Progressivamente eu fui me aproximando das atividades estudantis, passei a participar da diretoria do Grêmio Estudantil Rui Barbosa (GERB), daí foi um passo para participar também da União Santanense de Estudantes Secundários (USES) e de conhecer o caminho de articulação das USES com a UGES, a União Gaúcha de Estudantes Secundários. 

Aqui, no RS, o Partido Trabalhista Brasileiro (PTB, partido do Getúlio Vargas que tinha se suicidado em 1954, era o partido mais importante.   O país vivia aquela fase anterior à Legalidade. 

Jango e Brizola, de um lado, e Carlos Lacerda da União Democrática Nacional (UDN), na oposição, estavam entre as figuras políticas mais populares no país. Lacerda já era conhecido desde à época de Getúlio porque ele tinha sido vítima do atentado à rua Toneleiros em que foi assassinado o Major Vaz.   A responsabilidade recaiu sobre o guarda-costas de Getúlio e a historia do Brasil tomou o seu curso. 

Bem, a história que eu conto nesse post tem esse pano de fundo que eu descrevi acima. O prefeito da minha cidade se chamava Pancho Góes e o vice-prefeito, do mesmo partido, era Camilo Alves Gisler, o Camilinho. Ambos eram do PTB do Jango.

FOTO ABAIXO:  No monumento abaixo, a figura à direita é a imagem de Francisco Reverbel de Araújo Góes, o Pancho Góes.  

Eu lembro que durante a campanha para a prefeitura a propaganda dizia “Pancho Góes é bom sozinho que dirá com Camilinho”.  Eu creio que foi a primeira vez que eu acompanhei com interesse o que estava acontecendo na política municipal.      

Mas a história continua.  Na eleição seguinte foi Camilinho que se candidatou e se elegeu como prefeito.  Ele foi empossado em 01 de janeiro de 1960. 

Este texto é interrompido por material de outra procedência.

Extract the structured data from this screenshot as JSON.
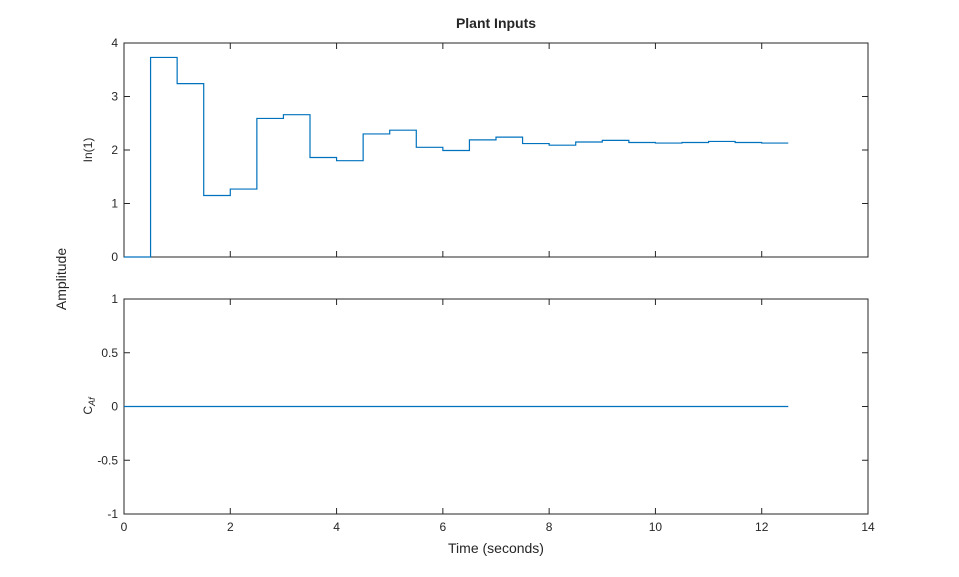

Com o tempo houve divergências entre ambos, Pancho e Camilo, a bancada ficou dividida entre os dois e as tensão levou à concretização de uma tragédia na politica santanense.

No dia 18 de agosto de 1961, antes de viajar à capital para pedir intervenção do partido no diretório municipal, Camilo esteve em Rivera e, à tardinha, ao entrar em Livramento, em um jeep, ele foi acompanhado de perto por Pancho, que estava numa caminhonete, e que disparou contra o seu conterrâneo.  O luto tomou conta da minha cidade. 

E assim eu chego no ponto que eu gostaria de descrever nesse post.  À noite houve o velório no salão nobre da prefeitura.  O evento ia durar toda a noite.  Eu e outros três colegas fizemos, então, a guarda de honra do caixão fúnebre de Camilinho. 

A noite parecia não ter mais fim.  Nós, na guarda de honra estávamos vestidos de terno azul marinho, camisa branca e gravata.  Não podíamos conversar porque o local era público.  Era esperar o relógio andar no  seu curso até a manhã chegar.

Às três da madrugada chegaram alguns senhores com algumas malas e ficaram próximos ao local onde nos encontrávamos.   Abriram as malas, retiraram material das mesmas e se dirigiram ao caixão.  O que estava acontecendo, eu pensei?  Há alguma atividade durante um enterro que eu não tinha conhecimento? 

Abriram o caixão e passaram a mexer no cadáver.  E o empurravam e puxavam, para um lado e outro.   O que eles estavam fazendo?  Uns quinze minutos depois, quando cobriram o rosto do Camilinho com gesso, eu fui entender que os homens tinham vindo preparar uma máscara mortuária do prefeito.   

E assim eu passei a noite com o cadáver muito próximo da guarda de honra do colégio estadual.  Não era um fato comum passar a noite junto a um cadáver e com os trabalhadores mexendo na cabeça do Camilinho, de um lado para outro.   

Contudo, foi o episódio que eu vivenciei naquela noite de 18 de agosto do distante 1961.  Não foi um evento fácil de acompanhar, mas representou bastante para o meu amadurecimento.  Quem diria, o Camilinho morrer dessa forma…

Agora são 12h10 de quarta-feira  em Porto Alegre, Brasil.